Towards Efficient Dye-Sensitized Solar Cells: An economical Strategy for Prototypical Organic Dyes with Tailored Frontier Orbitals
Aditi Singh, Ram Dhari Pandey, Subrata Jana, Prasanjit Samal, Paweł Tecmer, Szymon Śmiga
TL;DR
Problem: designing efficient CT dyes for DSSCs requires accurate predictions of frontier orbital energies and low-lying excitations across large chemical spaces with manageable cost. Approach: evaluate an effective RS tuning, $ω_{eff}$, for the LC-$ω$PBE functional, compare to IP-based tuning, and apply to a 27-dye library of mono-/di-/tri-doped D–π–A dyes using KS-DFT and TDDFT/TDA to predict HOMO/LUMO and SS/ST energies. Findings: $ω_{eff}$ reproduces vertical IPs within $\approx$0.1 eV of CCSD(T) benchmarks and provides trends consistent with higher-level methods; boron doping lowers HOMO-LUMO gaps and excitation energies, whereas nitrogen/oxygen doping raises them, with BBN offering the lowest SS/ST energies and some diradical states. Significance: the cheap $ω_{eff}$-tuning approach enables rapid, rational design and screening of CT materials for DSSCs, generating a curated benchmark library and guiding experimental efforts; future work will incorporate solvent, interfacial effects, and dye–TiO$_2$ interactions to connect molecular design with device performance.
Abstract
The strategic incorporation of heteroatoms (N, O, and B) into organic dyes is a versatile and effective approach to enhance molecular properties.

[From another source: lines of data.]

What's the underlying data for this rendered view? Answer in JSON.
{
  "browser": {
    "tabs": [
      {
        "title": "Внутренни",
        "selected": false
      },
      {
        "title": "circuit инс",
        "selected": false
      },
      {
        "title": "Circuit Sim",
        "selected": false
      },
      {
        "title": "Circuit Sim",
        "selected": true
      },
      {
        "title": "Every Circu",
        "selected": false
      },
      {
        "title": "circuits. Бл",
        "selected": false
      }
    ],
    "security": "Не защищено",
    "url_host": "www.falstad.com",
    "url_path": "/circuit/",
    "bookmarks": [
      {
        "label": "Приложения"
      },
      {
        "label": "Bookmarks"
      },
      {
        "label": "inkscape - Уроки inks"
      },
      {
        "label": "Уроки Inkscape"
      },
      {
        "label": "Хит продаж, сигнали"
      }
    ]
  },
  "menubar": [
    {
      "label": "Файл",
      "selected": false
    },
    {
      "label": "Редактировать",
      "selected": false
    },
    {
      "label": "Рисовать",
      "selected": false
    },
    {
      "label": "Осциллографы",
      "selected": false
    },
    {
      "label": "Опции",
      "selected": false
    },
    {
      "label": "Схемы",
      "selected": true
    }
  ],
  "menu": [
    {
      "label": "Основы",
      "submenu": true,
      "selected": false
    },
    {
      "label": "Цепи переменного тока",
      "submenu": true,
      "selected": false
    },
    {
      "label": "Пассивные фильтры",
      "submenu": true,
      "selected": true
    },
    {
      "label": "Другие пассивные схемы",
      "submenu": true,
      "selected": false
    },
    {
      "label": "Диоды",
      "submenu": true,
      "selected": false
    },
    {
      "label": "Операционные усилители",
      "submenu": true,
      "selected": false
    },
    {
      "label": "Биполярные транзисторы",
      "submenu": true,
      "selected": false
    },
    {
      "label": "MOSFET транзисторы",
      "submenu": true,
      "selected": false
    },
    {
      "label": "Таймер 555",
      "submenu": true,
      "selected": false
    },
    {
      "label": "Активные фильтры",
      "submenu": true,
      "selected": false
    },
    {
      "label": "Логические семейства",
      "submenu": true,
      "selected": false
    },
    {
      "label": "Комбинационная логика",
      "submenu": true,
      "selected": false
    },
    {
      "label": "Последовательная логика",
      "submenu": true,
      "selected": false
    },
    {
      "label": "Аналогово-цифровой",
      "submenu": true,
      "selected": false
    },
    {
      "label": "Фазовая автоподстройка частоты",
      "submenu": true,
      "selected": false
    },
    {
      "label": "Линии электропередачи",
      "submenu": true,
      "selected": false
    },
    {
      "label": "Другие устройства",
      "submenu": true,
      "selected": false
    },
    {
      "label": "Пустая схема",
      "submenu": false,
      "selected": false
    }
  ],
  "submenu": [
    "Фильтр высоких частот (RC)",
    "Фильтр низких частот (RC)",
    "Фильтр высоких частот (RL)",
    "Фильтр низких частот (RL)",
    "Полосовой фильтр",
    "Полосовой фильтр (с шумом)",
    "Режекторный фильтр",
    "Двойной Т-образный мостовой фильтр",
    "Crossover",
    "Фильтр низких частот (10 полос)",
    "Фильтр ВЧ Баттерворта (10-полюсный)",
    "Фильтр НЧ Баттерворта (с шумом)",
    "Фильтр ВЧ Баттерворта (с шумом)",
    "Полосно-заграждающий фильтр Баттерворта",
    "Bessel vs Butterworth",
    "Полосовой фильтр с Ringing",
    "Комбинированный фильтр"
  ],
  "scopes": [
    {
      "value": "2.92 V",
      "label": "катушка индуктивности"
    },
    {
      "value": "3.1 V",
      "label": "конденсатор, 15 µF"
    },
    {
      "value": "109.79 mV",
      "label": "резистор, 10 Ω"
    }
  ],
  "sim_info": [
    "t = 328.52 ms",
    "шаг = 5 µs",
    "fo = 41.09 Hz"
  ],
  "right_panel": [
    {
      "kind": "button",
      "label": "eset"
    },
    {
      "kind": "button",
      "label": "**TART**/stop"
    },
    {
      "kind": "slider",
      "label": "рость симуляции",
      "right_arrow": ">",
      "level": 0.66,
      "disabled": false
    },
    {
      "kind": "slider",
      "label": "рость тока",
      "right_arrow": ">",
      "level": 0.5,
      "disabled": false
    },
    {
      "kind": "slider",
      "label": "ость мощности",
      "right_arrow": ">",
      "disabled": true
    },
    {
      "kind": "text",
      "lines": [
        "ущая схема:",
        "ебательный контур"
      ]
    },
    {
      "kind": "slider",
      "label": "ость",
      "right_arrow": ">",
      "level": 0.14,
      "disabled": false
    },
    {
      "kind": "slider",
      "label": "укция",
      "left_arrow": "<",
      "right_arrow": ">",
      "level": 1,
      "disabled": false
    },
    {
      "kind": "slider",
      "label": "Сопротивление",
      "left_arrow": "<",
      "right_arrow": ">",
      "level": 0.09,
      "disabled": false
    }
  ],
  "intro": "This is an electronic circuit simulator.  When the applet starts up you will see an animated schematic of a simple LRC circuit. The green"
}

This approach is highly attractive for tailoring organic solar cells, as it allows for precise control over the HOMO and LUMO energy levels, enabling the design and customization of organic molecules with desired optical and electronic properties. In this work, we aim to contribute to this pursuit by exploring novel charge transfer materials with Time-Dependent Density Functional Theory (TDDFT), specifically using the Tamm-Dancoff Approximation (TDA). This study evaluates two distinct parameter-tuning strategies for the range-separated hybrid (RSH) functional. The first uses a simplified scheme $ω_{eff}$, while the second implements a more intricate protocol $ω_{IP}$ designed to reproduce the exact ionization potential. The accuracy of the effective-tuning ($ω_{eff}$) method was tested against experimental values of ionization potentials for BN-doped organic molecules. A comparative analysis of our data reveals that the accuracy of the ($ω_{eff}$) approach is superior to that of the more complicated ($ω_{IP}$) method and comparable to wave function theory (WFT).